Kini, sebagian besar masyarakat hanya bisa kecewa pada sejumlah fakta yang tak terbantahkan. Sebab, sepak terjang para penyesat itu telah berbuah dan bertebaran di banyak tempat atau titik strategis. Beberapa penelitian mengungkap bahwa sejumlah kampus sudah terpapar paham radikal. Pada 2018, Badan Intelijen Negara (BIN) juga mengungkap bahwa dari 100 rumah ibadah milik kementerian/lembaga serta BUMN, 41 rumah ibadah sudah terpapar paham radikal. Data BIN diperkuat oleh temuan GP Ansor tentang kecenderungan yang sama. Hasil investigasi oleh Badan Nasional Penanggulangan Terorisme (BNPT) pada 2019 juga mengungkapkan bahwa sekitar dua juta pegawai BUMN berpotensi terpapar paham radikal.

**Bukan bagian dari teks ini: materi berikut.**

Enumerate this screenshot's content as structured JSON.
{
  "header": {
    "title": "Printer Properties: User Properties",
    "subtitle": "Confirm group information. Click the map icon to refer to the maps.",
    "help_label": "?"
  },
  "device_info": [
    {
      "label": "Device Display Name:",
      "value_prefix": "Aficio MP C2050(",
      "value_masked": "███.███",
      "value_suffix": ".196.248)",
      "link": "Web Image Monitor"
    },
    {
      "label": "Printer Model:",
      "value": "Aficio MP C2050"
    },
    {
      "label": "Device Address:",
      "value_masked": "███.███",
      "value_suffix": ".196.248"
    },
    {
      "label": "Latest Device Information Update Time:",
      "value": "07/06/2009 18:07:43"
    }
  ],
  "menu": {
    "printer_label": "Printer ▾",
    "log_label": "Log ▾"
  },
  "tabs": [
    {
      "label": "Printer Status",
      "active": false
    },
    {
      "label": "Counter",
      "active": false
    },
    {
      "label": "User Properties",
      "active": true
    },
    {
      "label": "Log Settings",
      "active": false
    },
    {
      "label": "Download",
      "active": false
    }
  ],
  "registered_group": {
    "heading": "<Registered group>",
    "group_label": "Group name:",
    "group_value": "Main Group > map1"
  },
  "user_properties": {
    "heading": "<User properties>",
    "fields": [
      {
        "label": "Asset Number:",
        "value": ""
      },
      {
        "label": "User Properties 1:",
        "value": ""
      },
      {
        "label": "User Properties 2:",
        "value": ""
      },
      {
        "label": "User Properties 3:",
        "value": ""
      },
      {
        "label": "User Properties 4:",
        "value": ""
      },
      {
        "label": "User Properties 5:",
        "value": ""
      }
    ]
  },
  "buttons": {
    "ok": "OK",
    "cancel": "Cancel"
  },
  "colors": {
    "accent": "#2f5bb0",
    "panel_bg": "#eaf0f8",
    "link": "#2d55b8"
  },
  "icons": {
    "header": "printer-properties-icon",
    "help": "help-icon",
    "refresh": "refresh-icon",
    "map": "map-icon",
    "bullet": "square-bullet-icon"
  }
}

Karena kecenderungan ini sudah menjadi pengetahuan umum, di ruang publik muncul pertanyaan; mengapa negara dan institusi agama tidak bertindak menghentikan aksi para penyesat? Pertanyaan ini tidak salah. Selain menjadi kewajiban negara dan institusi agama melindungi generasi muda agar terhindar dari paham radikal, negara dan institusi agama pun punya wewenang, undang-undang dan alat. Jika negara dan institusi agama tidak segera berinisiatif, para penyesat akan terus merusak akal sehat orang muda, dan di waktu mendatang akan tampil penerus ZA serta L-YSF untuk beraksi lagi di tempat lain.
Langkah sigap Detasemen Khusus-88 Anti Teror Mabes Polri menyergap para terduga teroris layak diapresiasi. Namun, hasil kerja Densus-88 merupakan respons terhadap sebuah akibat, bukan terhadap sumber masalah. Sedangkan urgensi persoalannya adalah keleluasaan para penyesat mencekoki orang muda Indonesia dengan paham radikal. Para penyesat inilah yang seharusnya menerima respons tegas dari negara dan institusi agama.

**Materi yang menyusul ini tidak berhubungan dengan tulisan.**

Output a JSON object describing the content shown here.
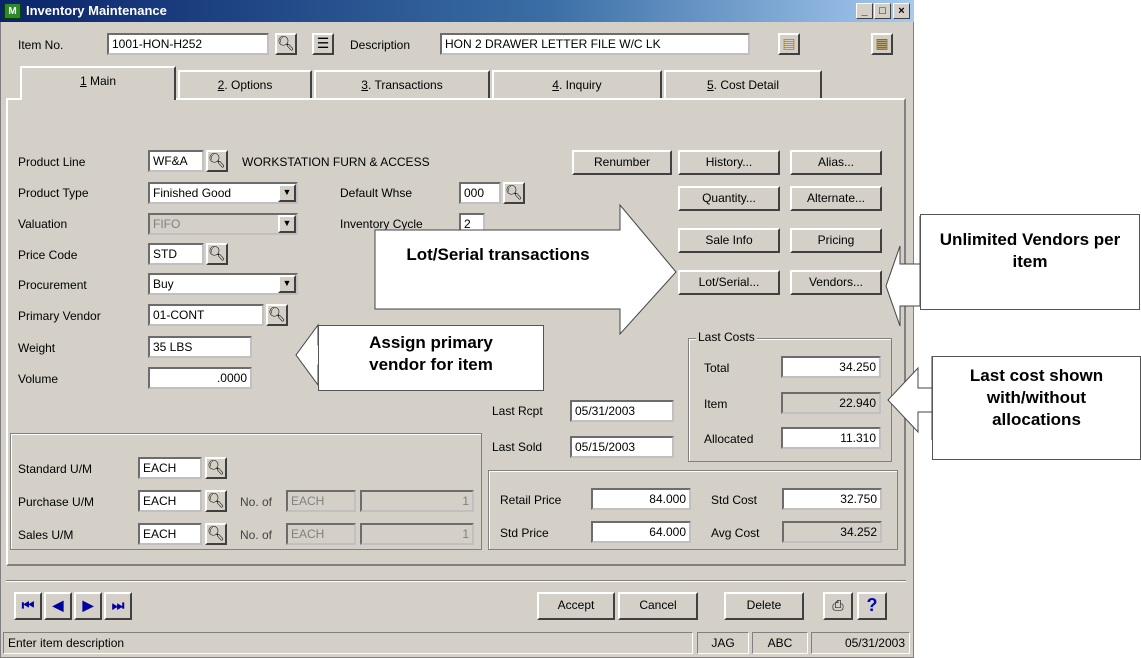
{
  "window": {
    "title": "Inventory Maintenance",
    "app_icon": "M",
    "controls": [
      "_",
      "□",
      "×"
    ]
  },
  "header": {
    "item_no_label": "Item No.",
    "item_no": "1001-HON-H252",
    "description_label": "Description",
    "description": "HON 2 DRAWER LETTER FILE W/C LK"
  },
  "tabs": [
    {
      "num": "1",
      "label": "Main"
    },
    {
      "num": "2",
      "label": "Options"
    },
    {
      "num": "3",
      "label": "Transactions"
    },
    {
      "num": "4",
      "label": "Inquiry"
    },
    {
      "num": "5",
      "label": "Cost Detail"
    }
  ],
  "main": {
    "product_line_label": "Product Line",
    "product_line": "WF&A",
    "product_line_desc": "WORKSTATION FURN & ACCESS",
    "product_type_label": "Product Type",
    "product_type": "Finished Good",
    "default_whse_label": "Default Whse",
    "default_whse": "000",
    "valuation_label": "Valuation",
    "valuation": "FIFO",
    "inventory_cycle_label": "Inventory Cycle",
    "inventory_cycle": "2",
    "price_code_label": "Price Code",
    "price_code": "STD",
    "procurement_label": "Procurement",
    "procurement": "Buy",
    "primary_vendor_label": "Primary Vendor",
    "primary_vendor": "01-CONT",
    "weight_label": "Weight",
    "weight": "35 LBS",
    "volume_label": "Volume",
    "volume": ".0000",
    "last_rcpt_label": "Last Rcpt",
    "last_rcpt": "05/31/2003",
    "last_sold_label": "Last Sold",
    "last_sold": "05/15/2003",
    "std_um_label": "Standard U/M",
    "std_um": "EACH",
    "purchase_um_label": "Purchase U/M",
    "purchase_um": "EACH",
    "purchase_noof_label": "No. of",
    "purchase_noof": "EACH",
    "purchase_qty": "1",
    "sales_um_label": "Sales U/M",
    "sales_um": "EACH",
    "sales_noof_label": "No. of",
    "sales_noof": "EACH",
    "sales_qty": "1",
    "retail_price_label": "Retail Price",
    "retail_price": "84.000",
    "std_price_label": "Std Price",
    "std_price": "64.000",
    "std_cost_label": "Std Cost",
    "std_cost": "32.750",
    "avg_cost_label": "Avg Cost",
    "avg_cost": "34.252"
  },
  "buttons": {
    "renumber": "Renumber",
    "history": "History...",
    "alias": "Alias...",
    "quantity": "Quantity...",
    "alternate": "Alternate...",
    "sale_info": "Sale Info",
    "pricing": "Pricing",
    "lot_serial": "Lot/Serial...",
    "vendors": "Vendors..."
  },
  "last_costs": {
    "title": "Last Costs",
    "total_label": "Total",
    "total": "34.250",
    "item_label": "Item",
    "item": "22.940",
    "allocated_label": "Allocated",
    "allocated": "11.310"
  },
  "footer": {
    "accept": "Accept",
    "cancel": "Cancel",
    "delete": "Delete"
  },
  "status": {
    "message": "Enter item description",
    "user": "JAG",
    "company": "ABC",
    "date": "05/31/2003"
  },
  "callouts": {
    "lot_serial": "Lot/Serial transactions",
    "vendors": "Unlimited Vendors per item",
    "primary_vendor": "Assign primary vendor for item",
    "last_cost": "Last cost shown with/without allocations"
  }
}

Selain mendorong Densus-88 terus mengintai para terduga teroris, negara dan institusi agama hendaknya mulai merumuskan kebijakan atau langkah-langkah untuk menghentikan sepak terjang para penyesat. Mengeliminasi sepak terjang para penyesat jauh lebih strategis. Tidak boleh lagi ada ruang dan panggung bagi para penyesat. Jangan lagi ada pihak atau kelompok oportunis yang coba memberi pembenaran ketika para penyesat merusak dan menjungkirbalikan akal sehat orang muda Indonesia. Hanya negara bersama institusi agama yang berwenang dan bisa menghakhiri sepak terjang para penyesat.
Manakala negara dan institusi agama berhasil mengeliminasi para penyesat, orang muda Indonesia dengan sendirinya dimerdekakan untuk bertumbuh dan berkembang, serta memilih jalan hidup seturut akal sehat masing-masing. Untuk itu, negara harus berbelas kasih dan all out. Jangan biarkan orang muda Indonesia terkungkung paham radikal yang diajarkan para penyesat.